マーケティング Diary

インタービスタ 上野啓子のブログです

「武器輸出と日本企業」望月衣塑子著を読みました

2017-06-28 11.24.10

菅内閣官房長官の会見で鋭く突っ込んでインタビューしていた人は、東京新聞の女性記者だということを知って、著書を読んでみたくなりました。お子さんも二人いて、頑張っている現役記者でこれだけの情報量を取材し本にまとめるのは大変だったことだろうなと想像しながら読みました。

武器ではなく「防衛装備品」というマジックワードや、「デュアル・ユース(民生技術を軍事でも使う)」という曖昧ワードのもとに、武器開発が日本の大学、企業で行われ、そのための開発費が巨額投入されている事実に驚きます。
デュアル・ユースなんだからという気持ちもあって企業も大学も罪悪感が薄まる。

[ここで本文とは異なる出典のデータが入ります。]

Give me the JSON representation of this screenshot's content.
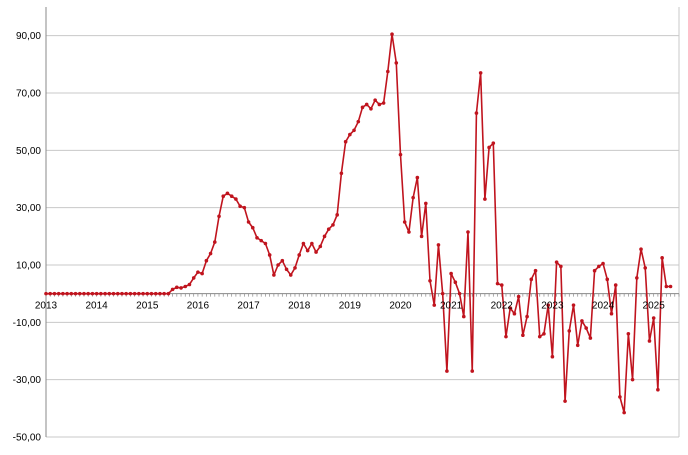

武器輸出三原則が2014年に見直され、輸出容認となってしまってからは、この傾向がますます進んでいるようです。
しみじみ、戦争はなくならないわけだ、なぜならビジネスだから、だから絡んでいる企業も大学も抜けられないほど大きな産業になっているからなのですね。
災害救助ロボットの開発技術であったとしてもそれが軍事に転用されることだってありうるわけです。
要は、科学技術を応用する人間の考え方次第ということですね。日本の大学もアメリカ軍の資金提供を受けて行われるロボット開発大会への学生の参加を認めるべきか、そこで開発された技術が軍事に反映されないのかなど危惧やとまどいも大きいとのこと。
一般市民も「防衛装備品」や「デュアル・ユース」などの仕掛けられた言葉に惑わされず、裏に隠された意図をしっかり読まないとだめなんだと思いました。